Blog

Ransomware - the evolution of cyber threat species

 Cyber threat predictions for 2016 and tips on how to protect your business against them.

The cybersecurity sector is continually evolving, with new changes affecting the way information is traded and protected. Globally, cyber-crime is overtaking physical crime, with every level of criminal getting in on the act, from low level scammers to international organised crime groups robbing banks, corporations and individuals. Technology has allowed criminals to operate across borders on a huge scale and even offer their services to others.

So what are the most damaging types of cyber threats you are likely to face in 2016, and what should you do to defend against them?

1- Which type of cyber threat do we think will cause the most damage, and why?

Hackers are becoming more mercenary and are focusing efforts on high value, low effort activity – the number one being Ransomware.

Ransomware is a type of malware that prevents users from accessing their system, forcing its victims to pay a ransom through certain online payment methods in order to grant access to their systems. Some ransomware encrypts files (called Cryptolocker) or use the anonymous TOR network to hide C&C communications. This activity is proving to become more and more profitable for hackers who sometimes manage to extort millions of pounds from targeted businesses. The Cyber Threat Alliance said more than $325-million in computer ransom demands have already been paid out globally.

Another concerning security trend is how hackers are using evermore consumerised, easy-to-use and very efficient attack toolkits. These toolkits tend to stick more and more accurately to what the black market is demanding – because there is a demand!! The offer portfolio is becoming better packaged and very well-advertised on famous online hacking marketplaces. We should expect several global email hacking campaigns, or some very clever and malicious breaching attempts (zero-days attacks), to gain access to sensitive information stored on private corporate infrastructures.
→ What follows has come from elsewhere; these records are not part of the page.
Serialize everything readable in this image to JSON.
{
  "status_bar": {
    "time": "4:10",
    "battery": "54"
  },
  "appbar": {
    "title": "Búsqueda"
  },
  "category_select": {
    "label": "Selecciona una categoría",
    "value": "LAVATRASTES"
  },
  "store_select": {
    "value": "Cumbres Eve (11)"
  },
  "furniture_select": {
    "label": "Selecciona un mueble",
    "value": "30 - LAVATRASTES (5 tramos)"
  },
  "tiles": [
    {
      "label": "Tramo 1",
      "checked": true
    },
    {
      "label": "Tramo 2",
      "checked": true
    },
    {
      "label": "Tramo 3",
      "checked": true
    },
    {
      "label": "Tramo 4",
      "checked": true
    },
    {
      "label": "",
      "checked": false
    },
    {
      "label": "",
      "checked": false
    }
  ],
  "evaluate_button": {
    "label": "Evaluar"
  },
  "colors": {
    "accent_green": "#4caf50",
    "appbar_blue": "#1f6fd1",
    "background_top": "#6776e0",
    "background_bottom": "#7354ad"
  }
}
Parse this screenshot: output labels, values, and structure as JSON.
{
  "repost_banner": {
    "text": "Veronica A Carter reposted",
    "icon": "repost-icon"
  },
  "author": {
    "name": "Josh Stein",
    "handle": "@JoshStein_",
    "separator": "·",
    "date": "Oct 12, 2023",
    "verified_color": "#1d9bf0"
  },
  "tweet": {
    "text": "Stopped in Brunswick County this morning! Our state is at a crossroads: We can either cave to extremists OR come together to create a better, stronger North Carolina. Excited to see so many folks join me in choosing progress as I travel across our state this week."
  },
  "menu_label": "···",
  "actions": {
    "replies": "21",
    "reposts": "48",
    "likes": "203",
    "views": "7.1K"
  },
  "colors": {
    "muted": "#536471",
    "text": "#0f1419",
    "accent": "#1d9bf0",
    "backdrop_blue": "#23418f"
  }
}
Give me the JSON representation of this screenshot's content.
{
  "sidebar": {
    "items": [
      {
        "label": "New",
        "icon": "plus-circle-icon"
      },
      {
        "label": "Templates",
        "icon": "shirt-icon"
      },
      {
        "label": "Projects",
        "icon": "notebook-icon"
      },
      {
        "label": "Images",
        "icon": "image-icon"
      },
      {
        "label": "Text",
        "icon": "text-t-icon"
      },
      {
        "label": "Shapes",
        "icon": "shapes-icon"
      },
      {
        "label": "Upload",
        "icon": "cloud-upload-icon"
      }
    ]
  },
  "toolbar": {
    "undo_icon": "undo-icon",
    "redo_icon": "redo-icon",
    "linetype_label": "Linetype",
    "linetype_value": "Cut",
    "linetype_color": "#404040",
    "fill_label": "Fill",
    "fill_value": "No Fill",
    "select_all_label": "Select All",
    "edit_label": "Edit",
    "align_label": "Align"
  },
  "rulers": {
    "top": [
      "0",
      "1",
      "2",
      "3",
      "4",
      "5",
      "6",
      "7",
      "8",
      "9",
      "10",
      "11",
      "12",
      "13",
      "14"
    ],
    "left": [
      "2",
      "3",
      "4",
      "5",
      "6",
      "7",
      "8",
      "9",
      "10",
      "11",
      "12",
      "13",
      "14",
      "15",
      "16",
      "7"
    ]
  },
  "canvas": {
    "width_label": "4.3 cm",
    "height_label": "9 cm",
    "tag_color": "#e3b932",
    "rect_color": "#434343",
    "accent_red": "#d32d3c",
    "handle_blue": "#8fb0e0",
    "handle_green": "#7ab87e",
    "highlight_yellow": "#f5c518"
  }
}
Finally, during the past 6 to 12 months, we have been witnessing a tremendous intensification in denial of service attacks, i.e. massive DDoS attacks (500 Gbps being the largest reported). These attacks are created to paralyse customers’ online presence, sometimes to raise awareness for political purposes or, again, to extort funds by disrupting online merchants or online banking applications. To make the effect even more painful for end users sometimes hackers launch their attack on the last Friday of the month, which is a traditional payday in the UK; this is exactly what happened to the famous HSBC bank at the end of January this year.

2- Which tactics will offer the best defence?

The consensus on this topic and across the industry is that there is no silver bullet that will completely stop the difficult-to-detect threats.

However, golden rules to follow include:

Use wide spectrum anti-malware and cloud based threat protection services:

  • employ up-to-date anti-malware tools on every device you have in your estate to block ransomware from being able to infect systems
  • use threat intelligence services in order to track the evolution of any polymorphic worm that changes form with each infection and morphs up to six times a day to evade detection
  • use carrier grade DDoS mitigation services to protect your IT as close to the attack source as possible

Back-up everything:

  • regularly back up all systems and servers
  • maintain offsite backups so any ransomware-infected systems can be wiped and restored
  • continually test all backups

Don't pay: Whether it's ransomware or cyber-extortion rings threating distributed denial-of-service attack disruptions, law enforcement agencies recommend never paying attackers, since it will just keep them coming back for more ad infinitum.

Defending your network from sophisticated cyber attackers today requires a list of appliances and applications including DDoS protection, intrusion prevention systems, web application firewalls, data loss prevention, security information and management, deep packet inspection, network analyzers and lawful intercept. With so many requirements just from a hardware and software perspective, it’s easy for companies to become overwhelmed by their growing cyber security budget. Like many other aspects of your business, outsourcing security often makes sense.

So, as a final recommendation, do your research and focus your attention outsourcing your network security to a Managed Security Service Provider (MSSP). MSSPs generally provide real-time cyber security reporting 24 hours a day, 7 days a week, 365 days a year. This is critical for companies because the timing of a cyber-attack is almost impossible to predict. You can set a service level agreement (SLA) for your exact needs and have the legal backing to have it guaranteed, giving you peace of mind regarding network protection.